Power From Poo: Breakthrough Could Lead to Sustainable Electricity From Sewage

Video screen capture. Virginia Tech

Oh, the wonderful things that poo can do.

When it comes to talking about poo, it seems like most people's noses wrinkle up and they start looking for a quick exit from the conversation, which is a shame, because it's actually an incredibly useful material, whether you're talking about manure or human sewage. Sure, it needs to be handled correctly and dealt with intelligently, but feces and urine can provide a lot of benefits to us - mostly indirectly - by adding fertility to soils. And it's too bad that while we might know how to deal with it 'correctly' with our modern wastewater infrastructure, for the most part we don't handle it very intelligently.
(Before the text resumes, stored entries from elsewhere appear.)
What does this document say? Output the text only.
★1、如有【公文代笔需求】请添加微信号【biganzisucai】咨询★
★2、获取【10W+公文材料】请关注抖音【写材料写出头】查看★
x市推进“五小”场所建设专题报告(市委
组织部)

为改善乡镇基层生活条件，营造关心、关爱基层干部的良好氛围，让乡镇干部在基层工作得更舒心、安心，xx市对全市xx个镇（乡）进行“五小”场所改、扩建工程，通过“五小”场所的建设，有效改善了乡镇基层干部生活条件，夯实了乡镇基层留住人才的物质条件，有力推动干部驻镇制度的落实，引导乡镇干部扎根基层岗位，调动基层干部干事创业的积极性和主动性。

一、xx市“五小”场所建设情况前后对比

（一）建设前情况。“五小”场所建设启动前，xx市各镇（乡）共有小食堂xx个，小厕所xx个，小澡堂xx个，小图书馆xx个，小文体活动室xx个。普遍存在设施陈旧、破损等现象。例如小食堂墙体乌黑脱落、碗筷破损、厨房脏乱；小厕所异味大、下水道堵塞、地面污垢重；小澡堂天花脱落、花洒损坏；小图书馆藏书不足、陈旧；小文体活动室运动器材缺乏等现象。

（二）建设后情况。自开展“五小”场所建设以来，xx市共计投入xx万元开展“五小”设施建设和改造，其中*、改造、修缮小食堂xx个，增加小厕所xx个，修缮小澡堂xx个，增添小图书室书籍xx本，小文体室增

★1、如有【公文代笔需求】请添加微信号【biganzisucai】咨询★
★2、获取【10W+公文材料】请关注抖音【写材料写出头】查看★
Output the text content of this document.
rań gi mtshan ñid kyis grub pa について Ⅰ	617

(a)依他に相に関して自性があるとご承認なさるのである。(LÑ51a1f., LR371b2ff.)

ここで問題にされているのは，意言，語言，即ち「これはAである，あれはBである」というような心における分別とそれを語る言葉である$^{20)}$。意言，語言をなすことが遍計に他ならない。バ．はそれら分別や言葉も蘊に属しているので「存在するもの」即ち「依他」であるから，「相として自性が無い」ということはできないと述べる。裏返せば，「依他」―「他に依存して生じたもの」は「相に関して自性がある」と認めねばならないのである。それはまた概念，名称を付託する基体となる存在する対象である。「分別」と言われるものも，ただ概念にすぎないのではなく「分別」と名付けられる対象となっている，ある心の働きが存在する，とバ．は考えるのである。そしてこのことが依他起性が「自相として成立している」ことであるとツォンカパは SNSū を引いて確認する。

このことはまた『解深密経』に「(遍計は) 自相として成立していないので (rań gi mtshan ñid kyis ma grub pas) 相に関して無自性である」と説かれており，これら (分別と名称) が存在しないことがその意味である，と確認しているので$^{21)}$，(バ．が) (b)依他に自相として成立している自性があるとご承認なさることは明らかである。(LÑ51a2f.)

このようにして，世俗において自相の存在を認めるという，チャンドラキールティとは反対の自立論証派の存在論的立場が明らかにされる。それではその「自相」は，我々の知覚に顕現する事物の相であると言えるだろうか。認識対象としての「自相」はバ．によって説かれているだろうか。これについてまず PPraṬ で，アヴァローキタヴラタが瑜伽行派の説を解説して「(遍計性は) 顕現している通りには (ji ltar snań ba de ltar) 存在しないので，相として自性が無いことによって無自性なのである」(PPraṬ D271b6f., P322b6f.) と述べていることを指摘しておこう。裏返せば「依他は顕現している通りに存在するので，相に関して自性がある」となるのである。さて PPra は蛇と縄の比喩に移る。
Our wastewater systems combine stormwater, greywater, and even clean water (such as when we inadvertently let potable water run right down the drain without using it for some purpose) with the sewage from our toilets, when we could actually design and implement systems that would segregate the slightly tainted water (greywater and stormwater) from that which comes from toilets.

But that's a post for another day...

One innovation that could play a big part in wastewater reclamation (and its energy footprint) is using microbial fuel cells in the process, in order to at least partially power wastewater treatment facilities sustainably. And researchers at Virginia Tech have made a breakthrough in understanding how electrochemically-active bacteria create energy from the 'foods' they eat. This discovery may lead to more efficient wastewater-to-energy technologies, and could be an important stepping stone on the path to more sustainable infrastructure.

According to Virginia Tech News, Xueyang Feng and Jason He were able to trace the metabolic pathways of different strains of bacteria, and the researchers found that a "working relationship" between two different substrates was able to produce more energy either of them working separately

"While one substrate known as lactate was mainly metabolized by its host bacteria to support cell growth, another substrate known as formate was oxidized to release electrons for higher electricity generation."

Here's a basic explanation of the work being done to improve 'poo to power' systems:

"Tracing the bacteria gave us a major piece of the puzzle to start generating electricity in a sustainable way. This is a step toward the growing trend to make wastewater treatment centers self-sustaining in the energy they use." - Xueyang Feng, assistant professor of biological systems engineering

Thanks to work such as this, in the future, it may be possible to power the plants that treat our wastewater by using the wastewater itself as 'fuel' for an army of microorganisms that can produce electricity. More details about the research can be found published in the journal Nature.